John Carpenter’s ‘They Live’ & ‘Christine’ Are Getting 2023 Theatrical Re-Releases for Their Anniversaries
You can get an early jump on 2023’s Spooky Season when two of horror movie master John Carpenter‘s ’80s classics — They Live and Christine — have limited (two days only for each) theatrical re-releases over the first two weeks in September to commemorate the upcoming anniversaries of their original releases, via Fathom Events.
They Live (1988) 35th Anniversary Theatrical Re-Release — Sunday, Sept. 3, and Wednesday, Sept. 6, 2023
Up first among these Fathom anniversary re-releases is Carpenter’s fun (and with a message!) sci-fi/action/horror cult classic They Live, which originally opened in theaters Nov. 4, 1988.
Roddy Piper plays a drifter (unnamed in the film, but referred to as “Nada” in the credits), who discovers, via special sunglasses, that our perceived “ruling class” is actually made up of creepy-looking, skull-faced aliens that are masking themselves as humans and using global warming to transform the Earth into a world more like their own.
These aliens are also manipulating actual human beings to remain distracted and asleep as to what is happening. People are told to simply continue breeding, consuming and conforming to the status quo through subliminal messages from the aliens via mass media, which those wearing those special glasses can also see through.
Roddy Piper as Nada, who is fresh out of bubble gum and therefore left with no alternative but to kick ass
They Live was the second lead role in a feature film for Piper (after playing a character named Sam Hell in Hell Comes to Frogtown, released earlier in ’88), who at the time was on hiatus from his pro wrestling career as “Rowdy” Roddy Piper.

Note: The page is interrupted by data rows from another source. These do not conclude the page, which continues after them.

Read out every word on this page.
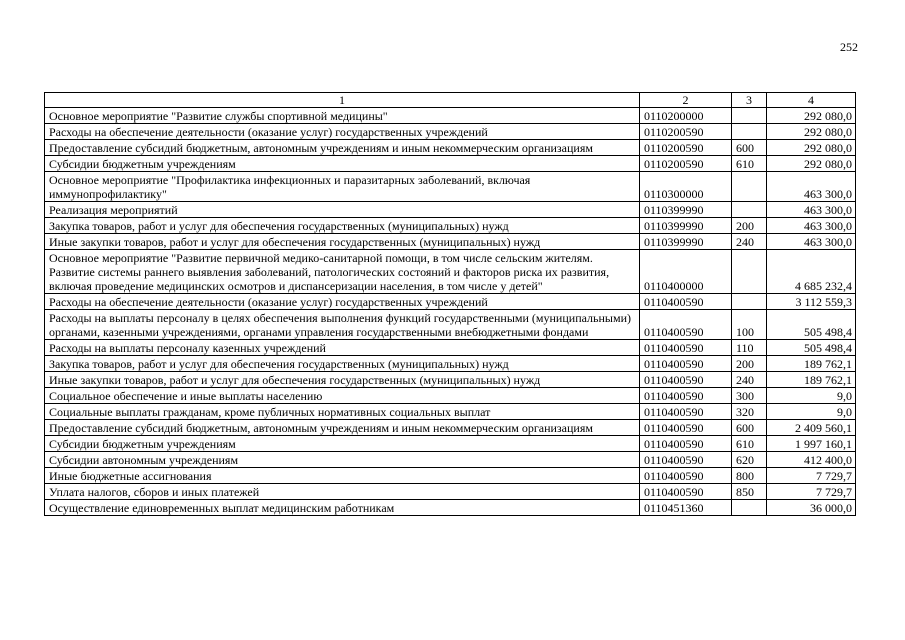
252
1	2	3	4
Основное мероприятие "Развитие службы спортивной медицины"	0110200000		292 080,0
Расходы на обеспечение деятельности (оказание услуг) государственных учреждений	0110200590		292 080,0
Предоставление субсидий бюджетным, автономным учреждениям и иным некоммерческим организациям	0110200590	600	292 080,0
Субсидии бюджетным учреждениям	0110200590	610	292 080,0
Основное мероприятие "Профилактика инфекционных и паразитарных заболеваний, включая иммунопрофилактику"	0110300000		463 300,0
Реализация мероприятий	0110399990		463 300,0
Закупка товаров, работ и услуг для обеспечения государственных (муниципальных) нужд	0110399990	200	463 300,0
Иные закупки товаров, работ и услуг для обеспечения государственных (муниципальных) нужд	0110399990	240	463 300,0
Основное мероприятие "Развитие первичной медико-санитарной помощи, в том числе сельским жителям. Развитие системы раннего выявления заболеваний, патологических состояний и факторов риска их развития, включая проведение медицинских осмотров и диспансеризации населения, в том числе у детей"	0110400000		4 685 232,4
Расходы на обеспечение деятельности (оказание услуг) государственных учреждений	0110400590		3 112 559,3
Расходы на выплаты персоналу в целях обеспечения выполнения функций государственными (муниципальными) органами, казенными учреждениями, органами управления государственными внебюджетными фондами	0110400590	100	505 498,4
Расходы на выплаты персоналу казенных учреждений	0110400590	110	505 498,4
Закупка товаров, работ и услуг для обеспечения государственных (муниципальных) нужд	0110400590	200	189 762,1
Иные закупки товаров, работ и услуг для обеспечения государственных (муниципальных) нужд	0110400590	240	189 762,1
Социальное обеспечение и иные выплаты населению	0110400590	300	9,0
Социальные выплаты гражданам, кроме публичных нормативных социальных выплат	0110400590	320	9,0
Предоставление субсидий бюджетным, автономным учреждениям и иным некоммерческим организациям	0110400590	600	2 409 560,1
Субсидии бюджетным учреждениям	0110400590	610	1 997 160,1
Субсидии автономным учреждениям	0110400590	620	412 400,0
Иные бюджетные ассигнования	0110400590	800	7 729,7
Уплата налогов, сборов и иных платежей	0110400590	850	7 729,7
Осуществление единовременных выплат медицинским работникам	0110451360		36 000,0
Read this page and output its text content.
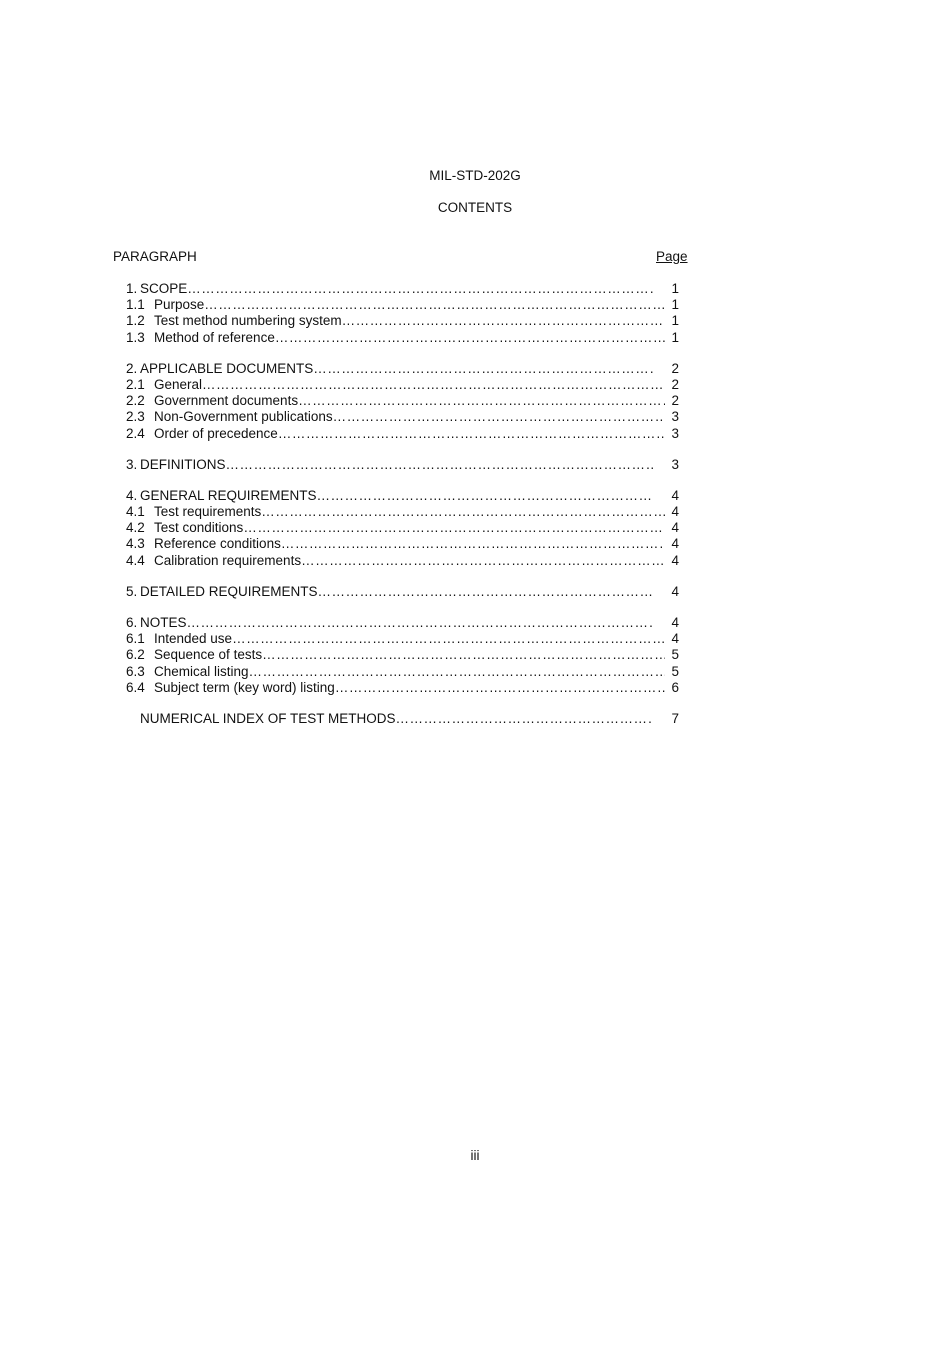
MIL-STD-202G
CONTENTS
PARAGRAPH	Page
1. SCOPE …………………………………………………………………………………………………………………………………………………………………………	1
1.1 Purpose …………………………………………………………………………………………………………………………………………………………………………	1
1.2 Test method numbering system …………………………………………………………………………………………………………………………………………………………………………	1
1.3 Method of reference …………………………………………………………………………………………………………………………………………………………………………	1
2. APPLICABLE DOCUMENTS …………………………………………………………………………………………………………………………………………………………………………	2
2.1 General …………………………………………………………………………………………………………………………………………………………………………	2
2.2 Government documents …………………………………………………………………………………………………………………………………………………………………………	2
2.3 Non-Government publications …………………………………………………………………………………………………………………………………………………………………………	3
2.4 Order of precedence …………………………………………………………………………………………………………………………………………………………………………	3
3. DEFINITIONS …………………………………………………………………………………………………………………………………………………………………………	3
4. GENERAL REQUIREMENTS …………………………………………………………………………………………………………………………………………………………………………	4
4.1 Test requirements …………………………………………………………………………………………………………………………………………………………………………	4
4.2 Test conditions …………………………………………………………………………………………………………………………………………………………………………	4
4.3 Reference conditions …………………………………………………………………………………………………………………………………………………………………………	4
4.4 Calibration requirements …………………………………………………………………………………………………………………………………………………………………………	4
5. DETAILED REQUIREMENTS …………………………………………………………………………………………………………………………………………………………………………	4
6. NOTES …………………………………………………………………………………………………………………………………………………………………………	4
6.1 Intended use …………………………………………………………………………………………………………………………………………………………………………	4
6.2 Sequence of tests …………………………………………………………………………………………………………………………………………………………………………	5
6.3 Chemical listing …………………………………………………………………………………………………………………………………………………………………………	5
6.4 Subject term (key word) listing …………………………………………………………………………………………………………………………………………………………………………	6
NUMERICAL INDEX OF TEST METHODS …………………………………………………………………………………………………………………………………………………………………………	7
iii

It certainly remains his most well known movie, particularly for his character’s famous quote — “I have come here to chew bubble gum and kick ass. And I’m all out of bubble gum” — and for his epic (and epically hilarious), nearly six-minute long fistfight with costar Keith David‘s character, Frank Armitage, as Nada desperately tries to get Frank to wake up as to what is going on.
In addition to directing the film, Carpenter also wrote its screenplay, which he adapted from the 1963 short story “Eight O’Clock in the Morning” by sci-fi writer Ray Nelson. And, as he has often done, he also composed the musical score for the movie, along with frequent collaborator Alan Howarth.
Also starring Meg Foster, Raymond St. Jacques and George Buck Flower, They Live was co-produced by indie studio Carolco Pictures, which was then at its peak, and at the time a very recognizable name and logo seen at the beginning of blockbusters like the original three Rambo movies and Schwarzenegger‘s Total Recall, before the company ultimately went out of business later in 1995 after nearly 30 years in operation.
Fathom’s 35th anniversary theatrical screenings of They Live will be on Sunday, Sept. 3, and Wednesday, Sept. 6, 2023, at select theaters. For theaters, times and ticket info, click here.
Christine (1983) 40th Anniversary Theatrical Re-Release — Sunday, Sept. 10, and Wednesday, Sept. 13, 2023
The spooky retro thrills don’t end after They Live!
The following week, experience or re-experience the project on which the master of movie horror met the master of written horror with a two-day-only, big-screen 40th anniversary re-release of Christine, Carpenter’s adaptation of the novel by Stephen King.
King’s book had been released in the spring of 1983, with Carpenter’s film following not long after: It was originally released in theaters on Dec. 9, 1983.
Christine has no respect for pedestrians’ right-of-way
Set in the late ’70s, the story follows nerdy teen Arnie (Keith Gordon) who buys a 1958 Plymouth Fury that ends up being haunted, or is maybe even demonic; the opening scene where the car is first being assembled on the line seems to show that this vehicle was born bad.
The Fury certainly begins to transform Arnie in a frightening way as she becomes possessive of him and threatening toward any one who may come between her and the teen. A history of death has surrounded the car, and that continues under her new owner. But in Christine’s defense, she will turn the radio on and crank some cool, old-time rock ‘n’ roll tunes as she tries to murder you.
Christine was the third of three feature films adapted from King’s work in 1983. It was also one of two of those — along with The Dead Zone, an October release starring Christopher Walken and directed by David Cronenberg, another master of creepy cinema — that were very good.
Both of those titles, frankly, still remain among the top tier King film adaptations. 1983’s other King movie, Cujo, which had come out in August, was not too great, however.
And, of course, Carpenter’s direction helps amp up not only the suspense but also the characterizations of both the people and the titular car. His visual technique is again enhanced by another memorably eerie musical score that he created with Howarth (parts of which sound a little like the score the duo created a year earlier for Halloween III: Season of the Witch, but I’m certainly not complaining!).